22 March 2014


Inspired by Frank M I have started to some cycling with a view to possible Duathlon competition.

Filming the first few steps off the bike onto the run would make choice viewing. I stagger in a tippy toe prancing canter as if I've got a broom up my backside planted sideways! The cycling muscle groups don't want to relinquish to the running muscle groups and the spasmodic collision is actually something a quite like.
No running session ever knocks you about like this.
I like that transition as you slowly get into your running. I like the physicality of a cycle run. I like how you feel shafted. That feeling of tiredness acts as a spur for me push on. I cant imagine how it would feel with a near all out 10K in front of the cycle but I'm sure FM has it right by calling it 'brutal'.
If my body can handle it, I need to devote some time on the bike but I don't intend reducing the running K's.


Anonymous said...

Well Mr Sweeney

If you are serious, then it is time to get some race fitness into you.
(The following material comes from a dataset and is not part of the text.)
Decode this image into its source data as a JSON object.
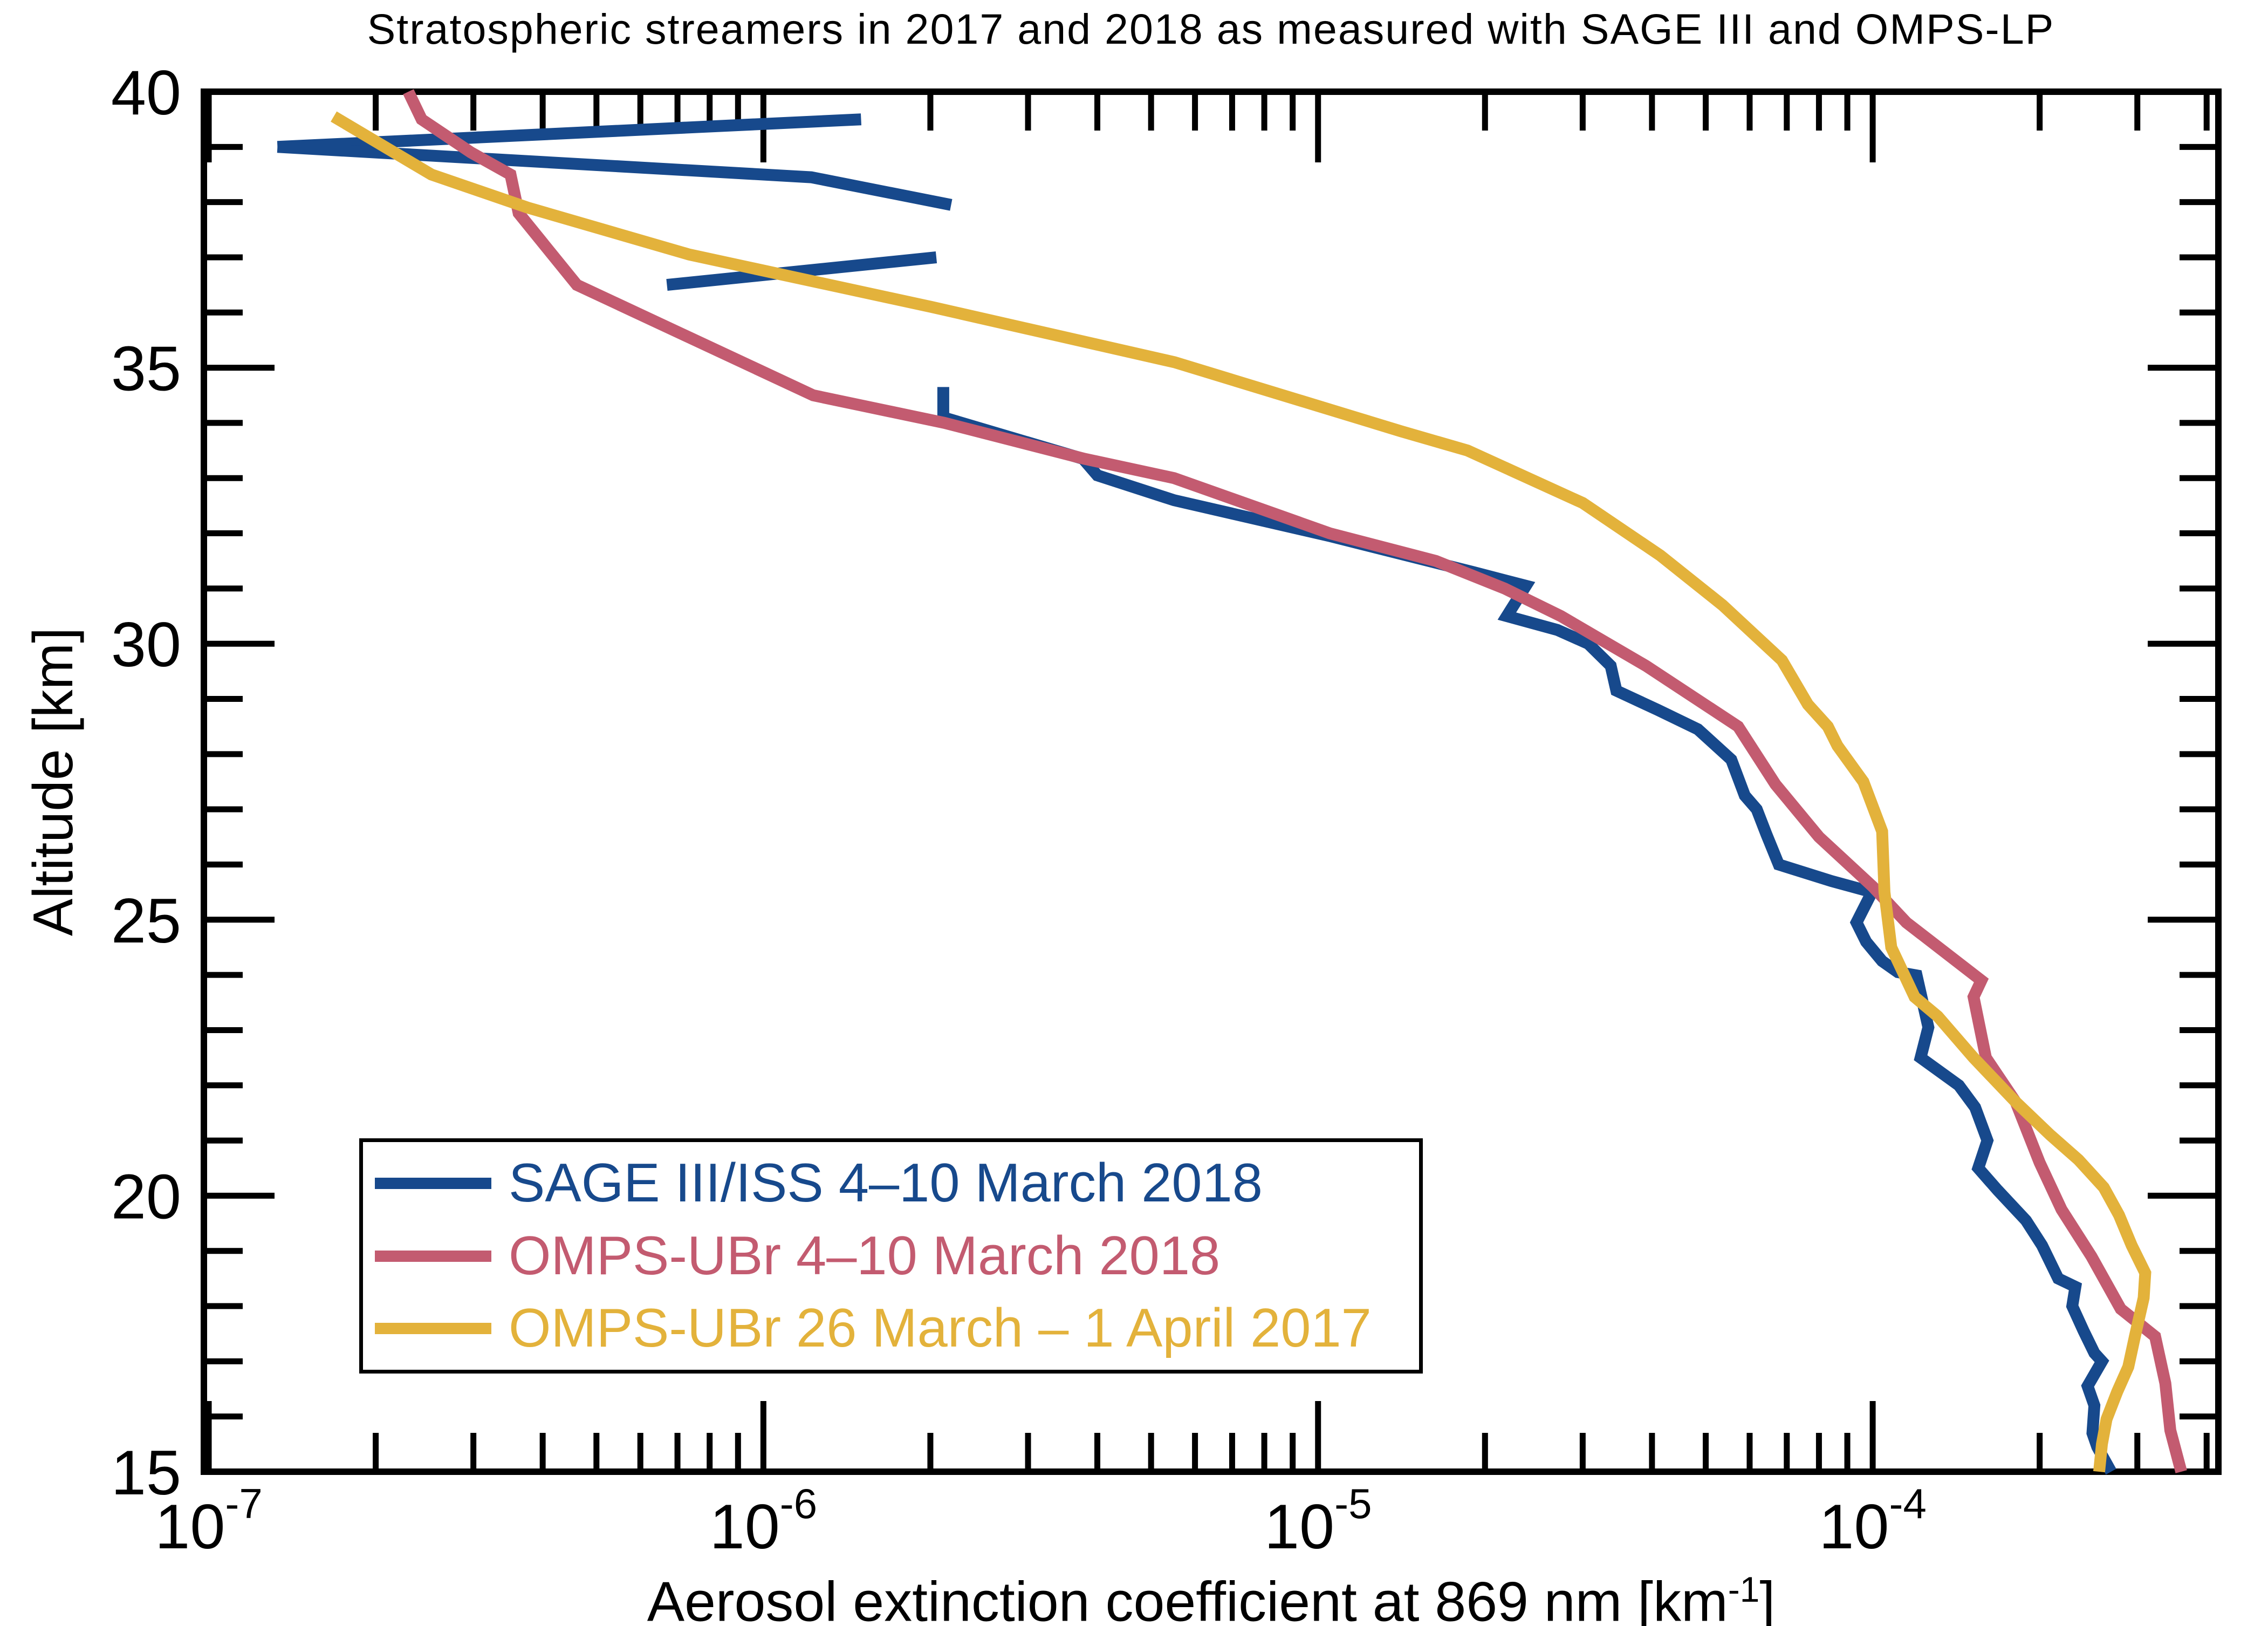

There are not many duathlons around, so maybe a triathlon can get you started.

There is a Sprint distance triathlon being held at Redcliffe on Sunday April 6th.

750m swim, 20km cycle, 5km run.

Entries close on 31st March.

More details here:


If you are not much of a swimmer, a bit like myself, not to worry, just get out there and have a go.

I've been practising a variety of drowning techniques over the last 5 years, luckily none of them successfully.

If you can't swim at all, then enter as a team and get some one to do the swim leg for you, and you do the cycle and run.

I am sure your cast of one thousand followers will be keen to find out where you are at in the real world.


Grant Hackett said...

Soon as I'm out of detox mate I'll swim for you . Need to raise the profile a bit . Need some positive PR . Admire the way you turned your career around post 50 . I've read your book . Amazing how you stayed alive for weeks in the East Timor Sea after your refugee boat sank . Amazing for a non swimmer .

Ian Thorpe said...

Mate as soon as I'm out of detox I'll swim for you . Forget Hackett mate . He just wants to cash in your mega stardom . He's in and out of detox like a yoyo . You're an inspiration mate . Amazing how you reinvent yourself more times than Dr.Who . Park Runs , Mud Wrestling , and now triathlon . Loved the flaming Bagpipes . How do you do that ?

Lusty Lucy said...

Get lost you has beens ! I'm swimming for him .

Garmin Enterprises said...

Anyone wishing to do the swim leg for Mr.Garmin just write in 50 words or less how your life would be enhanced and more fulfilled by being part of the GTrain experience . Even if your not the lucky winner there will be random giveaways of Mr. Garmin and matching Lusty Lucy Dolls as well as signed copies of the New York List Best Seller and Pulitzer prize winning book The Mr.Garmin Story which chronicles the life of Dave McSweeney from his humble beginnings as a chimney sweep in the bleak ghettos of his native Glasgow to being the international sporting mega star he undoubtedly is today .

David said...

Pete I cant help thinking your painting a picture of me as some kind of Dame Edna triathlete.
I have put the word out to find a swim partner but might be premature as Saturday's ride/run left my more problematic right knee seized up! I could hardly run/cycle Sunday.
I must say Frank, I couldn't ask for a mor local debut - if indeed it is to be!

Buckingham Palace said...

The Queen has announced in her new year's honour list that David McSweeney is to receive a knighthood and be raised to the peerage for his services to the aged and mentally befuddled . McSweeney ,known to the world of celebrtiy as MrGarmin and to his league of avid sporting followers as the GTrain, has expressed via twitter his surprise and appreciation at this not totally unexpected honour . It's believed McSweeney will now take his seat in the Sottish parliament as Lord Garmin . Garmin Enterprises web site has crashed under the unprecedented weight of entries in the Let's Swim For The GTrain contest that promises to change forever the life of the lucky winner who can best convince the judging panel that they should have the privilege of insuring their hero does not become so much shark bait in the treacherous waters of Moreton Bay .

Fred Astaire said...

David, if you can't cycle and run, then at the risk of encouraging more dribble from your single follower, maybe you need to put a bib on Mr Peter Reeve, and have him do the run leg for you. And you just do the cycle. Mind you, at the last 3000m, they wheeled him onto the track and tipped him out of the chair when I thought they should have taken him to the cemetery, and then he proceeded to shuffle around the track quicker than me. Very embarrassing.

The solitary follower said...

Mate if you can't cycle ,run ,swim or mud wrestle maybe you can just sign autographs or play your flaming bagpipes . Performances no longer matter . You're famous for being famous . Lord Garmin ! Remember there's always Tough Mudder . FMs a sure starter . Forget the rubbish about a single follower . You'd think Bear Grylls could come up with a more original name to taunt you with. Ex Boy Scouts can be real bitches .

David said...

Guys it would have been fun trying something different - but unfortunately my body has intervened and said I cant do it - yet!